With Shoelace, Its Latest Foray into (Local) Social, Google Aims to Do for Friends What Tinder Did for Dating
Photo by Priscilla du Preez.
It is common wisdom that making friends, which for many come (and go) so easily in childhood and young adulthood, becomes harder as we age. As work changes, shifting from a life-long engagement that almost always brought people together physically to gigs that are often executed digitally from a living-room couch, and more people move around the world, loneliness has become an epidemic. Forty-seven percent of Americans say they are lonely, and nearly 20% of Brits said they are always or often lonely in a 2018 Red Cross study.
Enter Shoelace, Google’s latest leap into social after shuttering Google+ earlier this year. Google+ failed as a response to Facebook, a model of social networking the average user of that 2 billion-strong platform no longer even recognizes. Who would speak today of Facebook as a company that puts the entire social experience (of college, originally, and then of life) online? It’s more like a mix of news stories, political rants from your Aunt Beth, comments on memes, stray photos that do not make it to Facebook-owned Instagram, and the very occasional big life update: I’m getting married, moving, maybe changing jobs.

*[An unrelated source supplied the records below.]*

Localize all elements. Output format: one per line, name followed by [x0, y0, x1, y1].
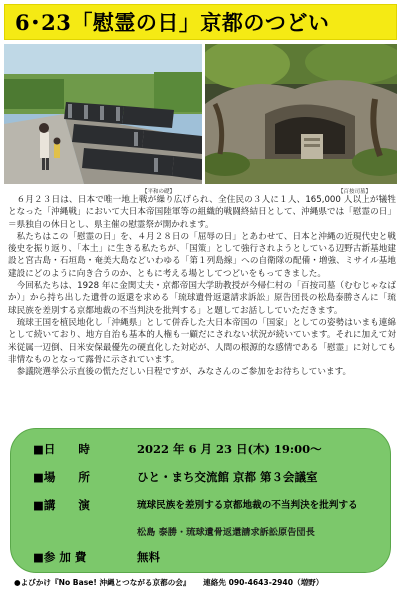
talk-value: 琉球民族を差別する京都地裁の不当判決を批判する	[137, 500, 358, 511]
paragraph-4: 琉球王国を植民地化し「沖縄県」として併呑した大日本帝国の「国家」としての姿勢はいまも連綿として続いており、地方自治も基本的人権も一顧だにされない状況が続いています。それに加えて対米従属一辺倒、日米安保最優先の硬直化した対応が、人間の根源的な感情である「慰霊」に対しても非情なものとなって露骨に示されています。	[8, 317, 396, 365]
place-value: ひと・まち交流館 京都 第３会議室	[137, 470, 318, 484]
fee-value: 無料	[137, 550, 160, 564]
photo-caption-right: 【百按司墓】	[338, 189, 372, 195]
page-title: 6･23「慰霊の日」京都のつどい	[15, 10, 330, 35]
footer	[14, 577, 394, 588]
date-label: ■日 時	[33, 442, 90, 456]
place-label: ■場 所	[33, 470, 90, 484]
talk-label: ■講 演	[33, 498, 90, 512]
date-value: 2022 年 6 月 23 日(木) 19:00～	[137, 442, 322, 456]
paragraph-5: 参議院選挙公示直後の慌ただしい日程ですが、みなさんのご参加をお待ちしています。	[16, 367, 352, 378]
photo-momujana-tomb	[205, 44, 397, 184]
info-row-date	[33, 441, 322, 457]
fee-label: ■参 加 費	[33, 550, 87, 564]
info-row-talk	[33, 497, 358, 513]
organizer-text: ●よびかけ『No Base! 沖縄とつながる京都の会』	[14, 578, 191, 587]
contact-text: 連絡先 090-4643-2940（増野）	[203, 578, 324, 587]
info-row-fee	[33, 549, 160, 565]
paragraph-1: ６月２３日は、日本で唯一地上戦が繰り広げられ、全住民の３人に１人、165,000 人以上が犠牲となった「沖縄戦」において大日本帝国陸軍等の組織的戦闘終結日として、沖縄県では「慰霊の日」＝県独自の休日とし、県主催の慰霊祭が開かれます。	[8, 195, 396, 230]
event-info-box	[10, 428, 391, 573]
paragraph-2: 私たちはこの「慰霊の日」を、４月２８日の「屈辱の日」とあわせて、日本と沖縄の近現代史と戦後史を振り返り、「本土」に生きる私たちが、「国策」として強行されようとしている辺野古新基地建設と宮古島・石垣島・奄美大島などいわゆる「第１列島線」への自衛隊の配備・増強、ミサイル基地建設にどのように向き合うのか、ともに考える場としてつどいをもってきました。	[8, 231, 396, 279]
title-banner	[4, 4, 397, 40]
photo-peace-cornerstone	[4, 44, 202, 184]
body-text	[8, 194, 396, 378]
photo-caption-left: 【平和の礎】	[142, 189, 176, 195]
speaker-name: 松島 泰勝・琉球遺骨返還請求訴訟原告団長	[137, 527, 315, 538]
info-row-place	[33, 469, 318, 485]
paragraph-3: 今回私たちは、1928 年に金関丈夫・京都帝国大学助教授が今帰仁村の「百按司墓（むむじゃなばか）」から持ち出した遺骨の返還を求める「琉球遺骨返還請求訴訟」原告団長の松島泰勝さんに「琉球民族を差別する京都地裁の不当判決を批判する」と題してお話ししていただきます。	[8, 281, 396, 316]
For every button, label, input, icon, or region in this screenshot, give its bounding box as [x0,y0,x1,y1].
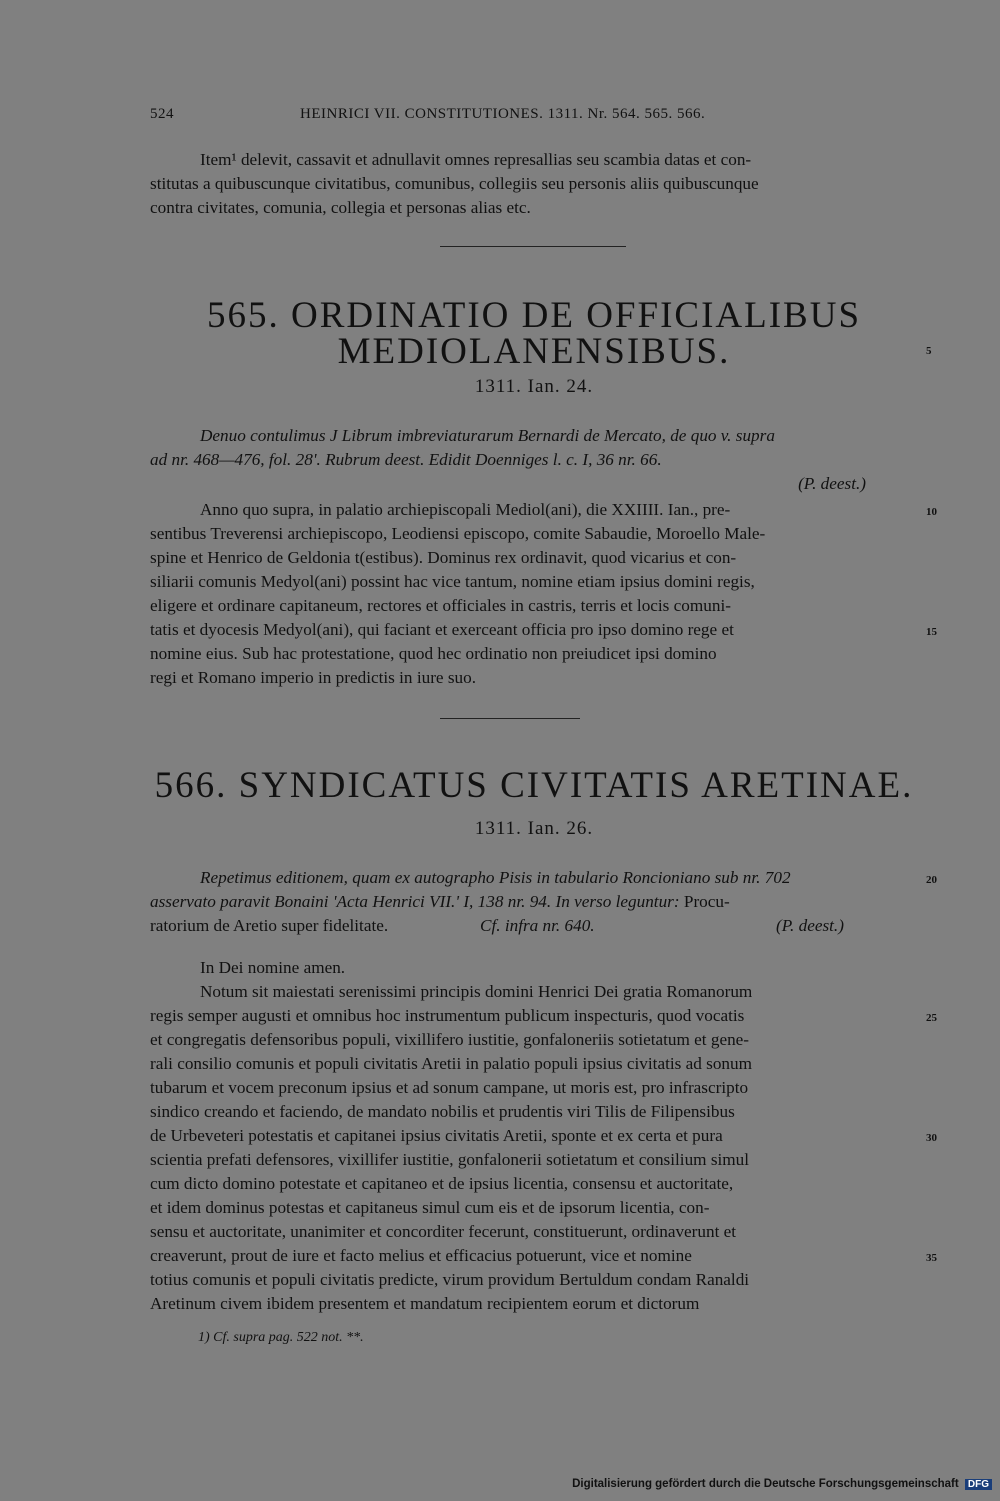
text-line: contra civitates, comunia, collegia et personas alias etc. [150,198,531,217]
text-line: Aretinum civem ibidem presentem et mandatum recipientem eorum et dictorum [150,1294,700,1313]
text-span: Cf. infra nr. 640. [480,916,595,935]
text-line: de Urbeveteri potestatis et capitanei ipsius civitatis Aretii, sponte et ex certa et pura [150,1126,723,1145]
doc566-source-note [150,866,918,938]
digitization-credit [572,1478,992,1490]
text-line: Repetimus editionem, quam ex autographo Pisis in tabulario Roncioniano sub nr. 702 [200,868,791,887]
text-line: et congregatis defensoribus populi, vixillifero iustitie, gonfaloneriis sotietatum et gene- [150,1030,750,1049]
text-span: Procu- [683,892,730,911]
text-line: scientia prefati defensores, vixillifer iustitie, gonfalonerii sotietatum et consilium simul [150,1150,750,1169]
doc566-date: 1311. Ian. 26. [474,818,594,839]
section-divider [440,718,580,719]
text-line: Denuo contulimus J Librum imbreviaturarum Bernardi de Mercato, de quo v. supra [200,426,775,445]
doc566-text [150,956,918,1316]
text-line: tubarum et vocem preconum ipsius et ad sonum campane, ut moris est, pro infrascripto [150,1078,749,1097]
text-span: (P. deest.) [776,916,844,935]
text-line: sindico creando et faciendo, de mandato nobilis et prudentis viri Tilis de Filipensibus [150,1102,735,1121]
doc565-title-line2: MEDIOLANENSIBUS. [337,331,731,372]
text-line: siliarii comunis Medyol(ani) possint hac vice tantum, nomine etiam ipsius domini regis, [150,572,755,591]
line-number: 30 [926,1132,937,1144]
text-line: sentibus Treverensi archiepiscopo, Leodiensi episcopo, comite Sabaudie, Moroello Male- [150,524,766,543]
text-line: creaverunt, prout de iure et facto melius et efficacius potuerunt, vice et nomine [150,1246,692,1265]
text-line: cum dicto domino potestate et capitaneo et de ipsius licentia, consensu et auctoritate, [150,1174,734,1193]
line-number: 25 [926,1012,937,1024]
running-title: HEINRICI VII. CONSTITUTIONES. 1311. Nr. 564. 565. 566. [300,106,706,122]
text-line: regi et Romano imperio in predictis in iure suo. [150,668,477,687]
text-span: ratorium de Aretio super fidelitate. [150,916,389,935]
page-header [150,106,918,130]
dfg-logo: DFG [965,1479,992,1490]
doc565-date: 1311. Ian. 24. [474,376,594,397]
text-line: tatis et dyocesis Medyol(ani), qui faciant et exerceant officia pro ipso domino rege et [150,620,734,639]
text-line: sensu et auctoritate, unanimiter et concorditer fecerunt, constituerunt, ordinaverunt et [150,1222,737,1241]
text-line: In Dei nomine amen. [200,958,346,977]
page-number: 524 [150,106,174,122]
text-line: Anno quo supra, in palatio archiepiscopali Mediol(ani), die XXIIII. Ian., pre- [200,500,731,519]
text-line: Notum sit maiestati serenissimi principis domini Henrici Dei gratia Romanorum [200,982,753,1001]
doc565-source-note [150,424,918,496]
text-line: et idem dominus potestas et capitaneus simul cum eis et de ipsorum licentia, con- [150,1198,710,1217]
line-number: 5 [926,345,932,357]
line-number: 20 [926,874,937,886]
doc566-title: 566. SYNDICATUS CIVITATIS ARETINAE. [154,765,914,806]
text-line: regis semper augusti et omnibus hoc instrumentum publicum inspecturis, quod vocatis [150,1006,745,1025]
item-paragraph [150,148,918,220]
text-line: totius comunis et populi civitatis predicte, virum providum Bertuldum condam Ranaldi [150,1270,750,1289]
text-span: asservato paravit Bonaini 'Acta Henrici VII.' I, 138 nr. 94. In verso leguntur: [150,892,680,911]
text-line: stitutas a quibuscunque civitatibus, comunibus, collegiis seu personis aliis quibuscunque [150,174,759,193]
text-line: eligere et ordinare capitaneum, rectores et officiales in castris, terris et locis comuni- [150,596,731,615]
doc565-text [150,498,918,690]
line-number: 15 [926,626,937,638]
text-line: ad nr. 468—476, fol. 28'. Rubrum deest. Edidit Doenniges l. c. I, 36 nr. 66. [150,450,662,469]
text-line: (P. deest.) [798,474,866,493]
text-line: nomine eius. Sub hac protestatione, quod hec ordinatio non preiudicet ipsi domino [150,644,717,663]
doc565-title-line1: 565. ORDINATIO DE OFFICIALIBUS [206,295,862,336]
text-line: Item¹ delevit, cassavit et adnullavit omnes represallias seu scambia datas et con- [200,150,752,169]
section-divider [440,246,626,247]
footnote: 1) Cf. supra pag. 522 not. **. [198,1330,364,1345]
text-line: rali consilio comunis et populi civitatis Aretii in palatio populi ipsius civitatis ad sonum [150,1054,752,1073]
text-line: spine et Henrico de Geldonia t(estibus). Dominus rex ordinavit, quod vicarius et con- [150,548,737,567]
line-number: 35 [926,1252,937,1264]
digitization-note: Digitalisierung gefördert durch die Deutsche Forschungsgemeinschaft [572,1478,959,1490]
line-number: 10 [926,506,937,518]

The failure of Google+ and Facebook’s definitive shift into something other than an engrossing social experience online matter because, while you wouldn’t know it if you were simply following the number of big social apps to surface in recent years (not many), there is a huge hole in the social networking space. For all its success, Facebook has not actually solved what tech utopians might imagine the digital world could do for the social experience: actually, as Facebook has always claimed it does, bring us together, helping the many lonely adults out there find friends or even just ameliorating a solo trip abroad by uniting folks with common thoughts and interests.
This is what Shoelace, with its local focus, appears poised to do were it to take off. The app is currently only available to a small number of people, on an invitation-only basis, living in New York. As its raison d’être, Google offers: “Shoelace is a mobile app that helps connect people with shared interests through in-person activities. It’s great for folks who have recently moved cities or who are looking to meet others who live nearby.” Users can join Loops, which are interests that aim to give people a reason to get together (tennis, dogs, art), and the app will provide activities each day that people in the same neighborhoods in the same Loops can do together.
The focus on local and on events could lead to what I see as a misconception about Shoelace’s ambitions and maximum utility, namely that it’s just a competitor for one part of Facebook, Events. In its write-up, The Verge wrote, “Rather than trying to create a new all-encompassing social network to rival the likes of Facebook, Shoelace seems to have much more modest ambitions that take aim at Facebook’s ubiquitous Events functionality.”
Perhaps. But is finding friends, or others with whom to socialize, not the most central and yet unachieved aim of social networking? One that hinges on location and would be a gold mine for advertising, as it captures users far down the funnel, all the way at the point where they are ready to get together to spend some time at a local business? What if, in the same way online dating has gone from disreputable to de rigueur over the course of 10 years, finding friends online is something young people all do in 10 years, an engineering problem that Tinder rival Bumble is already trying to crack?
That would be a pretty big social network. The ambitions may not be so modest.